La vida puede dar giros inesperados, y la historia de Canelo Álvarez con su amigo de la infancia es prueba de ello.

Todo ocurrió en un semáforo de López Mateos, en Guadalajara, cuando el boxeador, a bordo de su lujoso Rolls-Royce Phantom, se detuvo mientras observaba la lluvia caer.

Entre los autos detenidos, un hombre delgado y empapado se acercaba vendiendo chicles y limpiando parabrisas. Al principio, Canelo intentó ignorarlo, pero algo en su rostro le resultó familiar.

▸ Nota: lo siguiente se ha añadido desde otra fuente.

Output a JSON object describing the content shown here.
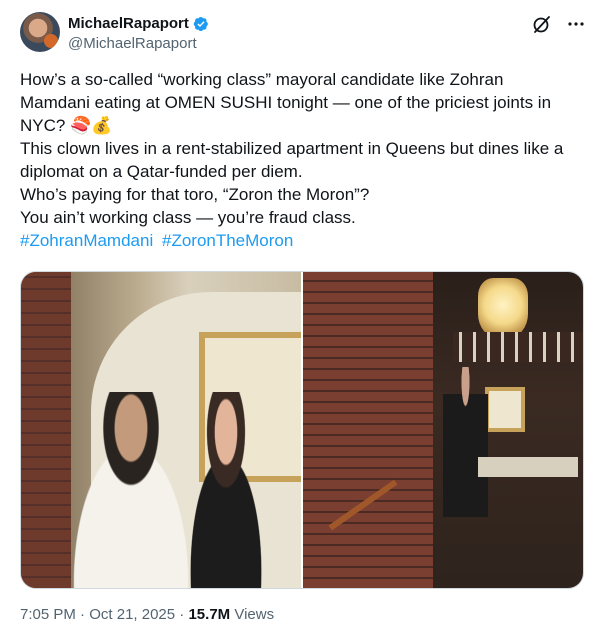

Al bajar el vidrio, su sorpresa fue enorme: era Miguel Ángel Ramírez, su compa de la infancia en San Agustín. Miguel había sido su compañero en la venta de paletas cuando ambos eran niños, recorriendo las calles con sus carritos.

Pero la vida los había llevado por caminos muy distintos. Mientras Canelo alcanzaba la cima del boxeo mundial, Miguel había caído en la desgracia, perdiéndolo todo tras la enfermedad de su madre y un fallido intento por cruzar la frontera.

Sin dudarlo, Canelo le abrió la puerta de su auto y le pidió que subiera. Miguel, avergonzado por su ropa sucia y mojada, titubeó, pero el boxeador insistió: “Súbete, carnal, el carro vale madre”.

Dentro del lujoso vehículo, la diferencia entre sus realidades era abrumadora. Al llegar a un restaurante en Andares, Miguel dudó en entrar, pero Canelo le aseguró que nada de eso importaba.

Entre comida caliente y una cerveza, los recuerdos de la infancia volvieron a unirlos. Rememoraron sus días vendiendo paletas y las carreras con los carritos.

Pero también hablaron de la dura realidad de Miguel, quien había sido abandonado en el desierto de Sonora por coyotes y no tenía un lugar fijo donde dormir.

Conmovido, Canelo decidió tomar cartas en el asunto. Hizo algunas llamadas y le consiguió un cuarto de hotel, ropa limpia y una noche de descanso en una cama digna.

“Esto es por mientras”, le dijo, “mañana le entramos en chinga a arreglar tu vida”. Miguel, abrumado, intentó agradecerle, pero Canelo lo interrumpió: “Tú me echaste la mano cuando más lo necesitaba. Ahora me toca a mí”.

El gesto de Canelo demuestra que el éxito no lo ha cambiado. Su humildad y generosidad siguen intactas, recordando que, aunque la vida nos lleve por distintos caminos, nunca debemos olvidar nuestras raíces.